Angry police shun NYC mayor at funeral for slain officer
An officer bows her head as New York City police officers stand in silence outside the Christ Tabernacle Church during the funeral service for slain New York Police Department (NYPD) officer Rafael Ramos in the Queens borough of New York Dec 27, 2014. [Photo/Agencies]


Streets outside the church were filled for blocks with neat, quiet crowds of officers in blue uniform, including delegations from Boston, Atlanta, St. Louis and New Orleans. Biden said some 25,000 people were thought to have come.

Before joining the police department relatively late in his career, Ramos, known to his friends as Ralph, had worked as a school safety officer.
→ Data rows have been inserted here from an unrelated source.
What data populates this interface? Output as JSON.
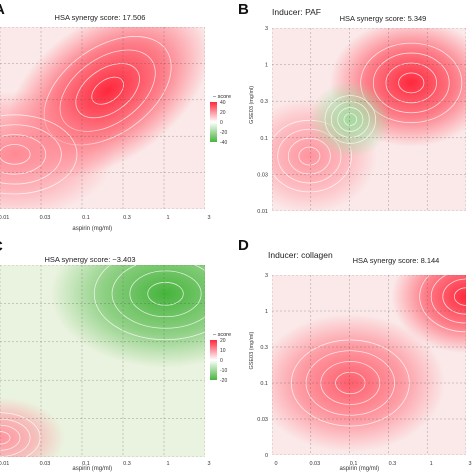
{
  "chart_data": [
    {
      "type": "heatmap",
      "panel_letter": "A",
      "inducer": "",
      "title": "HSA synergy score: 17.506",
      "xlabel": "aspirin (mg/ml)",
      "ylabel": "",
      "x_ticks": [
        "0.01",
        "0.03",
        "0.1",
        "0.3",
        "1",
        "3"
      ],
      "y_ticks": [],
      "legend": {
        "title": "score",
        "ticks": [
          "40",
          "20",
          "0",
          "-20",
          "-40"
        ],
        "range": [
          -40,
          40
        ]
      },
      "hotspots": [
        {
          "x": 0.2,
          "y": 0.35,
          "score": 40,
          "sx": 0.8,
          "sy": 0.55
        },
        {
          "x": 0.015,
          "y": 0.7,
          "score": 22,
          "sx": 0.7,
          "sy": 0.5
        }
      ]
    },
    {
      "type": "heatmap",
      "panel_letter": "B",
      "inducer": "Inducer: PAF",
      "title": "HSA synergy score: 5.349",
      "xlabel": "",
      "ylabel": "GSE03 (mg/ml)",
      "x_ticks": [],
      "y_ticks": [
        "3",
        "1",
        "0.3",
        "0.1",
        "0.03",
        "0.01"
      ],
      "legend": null,
      "hotspots": [
        {
          "x": 0.6,
          "y": 0.3,
          "score": 40,
          "sx": 0.6,
          "sy": 0.5
        },
        {
          "x": 0.03,
          "y": 0.7,
          "score": 20,
          "sx": 0.5,
          "sy": 0.45
        },
        {
          "x": 0.1,
          "y": 0.5,
          "score": -20,
          "sx": 0.3,
          "sy": 0.3
        }
      ]
    },
    {
      "type": "heatmap",
      "panel_letter": "C",
      "inducer": "",
      "title": "HSA synergy score: −3.403",
      "xlabel": "aspirin (mg/ml)",
      "ylabel": "",
      "x_ticks": [
        "0.01",
        "0.03",
        "0.1",
        "0.3",
        "1",
        "3"
      ],
      "y_ticks": [],
      "legend": {
        "title": "score",
        "ticks": [
          "20",
          "10",
          "0",
          "-10",
          "-20"
        ],
        "range": [
          -20,
          20
        ]
      },
      "hotspots": [
        {
          "x": 1,
          "y": 0.15,
          "score": -20,
          "sx": 0.8,
          "sy": 0.55
        },
        {
          "x": 0.01,
          "y": 0.9,
          "score": 10,
          "sx": 0.45,
          "sy": 0.3
        }
      ]
    },
    {
      "type": "heatmap",
      "panel_letter": "D",
      "inducer": "Inducer: collagen",
      "title": "HSA synergy score: 8.144",
      "xlabel": "aspirin (mg/ml)",
      "ylabel": "GSE03 (mg/ml)",
      "x_ticks": [
        "0",
        "0.03",
        "0.1",
        "0.3",
        "1",
        "3"
      ],
      "y_ticks": [
        "3",
        "1",
        "0.3",
        "0.1",
        "0.03",
        "0"
      ],
      "legend": null,
      "hotspots": [
        {
          "x": 0.1,
          "y": 0.6,
          "score": 30,
          "sx": 0.7,
          "sy": 0.55
        },
        {
          "x": 3,
          "y": 0.12,
          "score": 40,
          "sx": 0.55,
          "sy": 0.45
        }
      ]
    }
  ]
}
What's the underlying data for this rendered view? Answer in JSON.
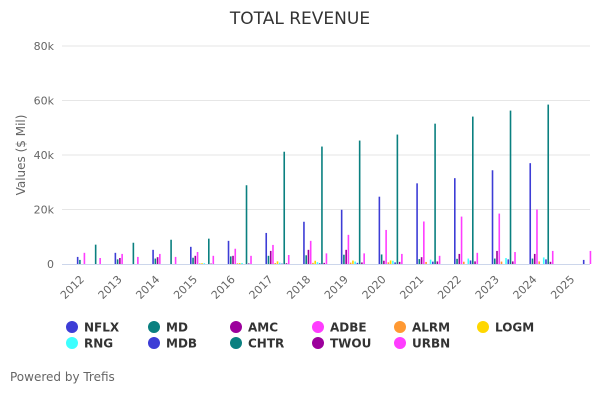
{
  "chart_data": {
    "type": "bar",
    "title": "TOTAL REVENUE",
    "xlabel": "",
    "ylabel": "Values ($ Mil)",
    "ylim": [
      0,
      80000
    ],
    "yticks": [
      0,
      20000,
      40000,
      60000,
      80000
    ],
    "ytick_labels": [
      "0",
      "20k",
      "40k",
      "60k",
      "80k"
    ],
    "grid": true,
    "legend_position": "bottom",
    "categories": [
      "2012",
      "2013",
      "2014",
      "2015",
      "2016",
      "2017",
      "2018",
      "2019",
      "2020",
      "2021",
      "2022",
      "2023",
      "2024",
      "2025"
    ],
    "series": [
      {
        "name": "NFLX",
        "color": "#3d3dd6",
        "values": [
          2600,
          4100,
          5200,
          6300,
          8500,
          11400,
          15500,
          19900,
          24700,
          29600,
          31500,
          34400,
          37000,
          null
        ]
      },
      {
        "name": "MD",
        "color": "#0a8080",
        "values": [
          1500,
          1700,
          2000,
          2300,
          2800,
          3000,
          3200,
          3400,
          3500,
          1800,
          1900,
          2000,
          2000,
          null
        ]
      },
      {
        "name": "AMC",
        "color": "#9c009c",
        "values": [
          null,
          2200,
          2500,
          3000,
          3000,
          4800,
          5200,
          5200,
          1200,
          2500,
          3700,
          4800,
          3700,
          null
        ]
      },
      {
        "name": "ADBE",
        "color": "#ff3dff",
        "values": [
          4100,
          3700,
          3700,
          4400,
          5600,
          7000,
          8500,
          10700,
          12500,
          15600,
          17400,
          18500,
          20000,
          null
        ]
      },
      {
        "name": "ALRM",
        "color": "#ff9933",
        "values": [
          null,
          null,
          null,
          200,
          250,
          340,
          420,
          500,
          620,
          750,
          840,
          880,
          940,
          null
        ]
      },
      {
        "name": "LOGM",
        "color": "#ffd700",
        "values": [
          null,
          null,
          null,
          300,
          340,
          990,
          1200,
          1260,
          1300,
          null,
          null,
          null,
          null,
          null
        ]
      },
      {
        "name": "RNG",
        "color": "#3dffff",
        "values": [
          null,
          null,
          null,
          300,
          380,
          500,
          670,
          900,
          1200,
          1600,
          2000,
          2200,
          2400,
          null
        ]
      },
      {
        "name": "MDB",
        "color": "#3d3dd6",
        "values": [
          null,
          null,
          null,
          null,
          null,
          150,
          270,
          420,
          590,
          870,
          1300,
          1700,
          1700,
          1500
        ]
      },
      {
        "name": "CHTR",
        "color": "#0a8080",
        "values": [
          7100,
          7800,
          8900,
          9300,
          28900,
          41200,
          43100,
          45300,
          47500,
          51500,
          54100,
          56300,
          58500,
          null
        ]
      },
      {
        "name": "TWOU",
        "color": "#9c009c",
        "values": [
          null,
          null,
          null,
          150,
          200,
          290,
          410,
          570,
          770,
          950,
          960,
          950,
          800,
          null
        ]
      },
      {
        "name": "URBN",
        "color": "#ff3dff",
        "values": [
          2200,
          2600,
          2600,
          3000,
          3000,
          3300,
          3900,
          3900,
          3700,
          3000,
          4100,
          4400,
          4800,
          4800
        ]
      }
    ]
  },
  "footer": {
    "credit": "Powered by Trefis"
  }
}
"He knew how to handle people, and the younger guys looked up to him," said Bill Bratton, the city's police commissioner. A regular face as an usher at Christ Tabernacle, Ramos had nearly completed a course to become a police chaplain.

Bratton, a far more popular figure among police than the mayor, announced that he had posthumously appointed Ramos to the position.

The officers' killer, Ismaaiyl Brinsley, 28, was described by city officials as an emotionally troubled man, and fatally shot himself soon after the attack.

Brinsley, who was black, had written online that he wanted to kill police to avenge the deaths of Eric Garner and Michael Brown - unarmed black men killed by white policemen in New York and Ferguson, Missouri, this summer.

Their deaths and the decisions not to prosecute the officers responsible ignited nationwide protests, renewing a debate about race in the United States that has drawn in President Barack Obama.

In his first year as mayor after campaigning for police reform, de Blasio has struggled to balance the interests of police critics who helped elect him and the officers who now work for him. This week, he was assailed by voices on both sides, with activists angered by his call, which they ignored, that they pause their protests.

Ramos' family said the mayor was welcome at the funeral, but even many officers who did not turn their backs said they sympathized with the gesture.

"A lot of people feel he has taken a side, and that side is not ours," a New York police officer said on condition that her name be withheld because of a department ban on unsanctioned media interviews.

Patrick Lynch, president of the city's largest police union, said within hours of the deaths of Liu and Ramos that there was "blood on the hands" of the mayor.

"We have to understand the betrayal that they feel," Lynch, in an interview outside the church with CNN, said of the officers' protest. "The feeling is real, but today is about mourning. Tomorrow is about debate."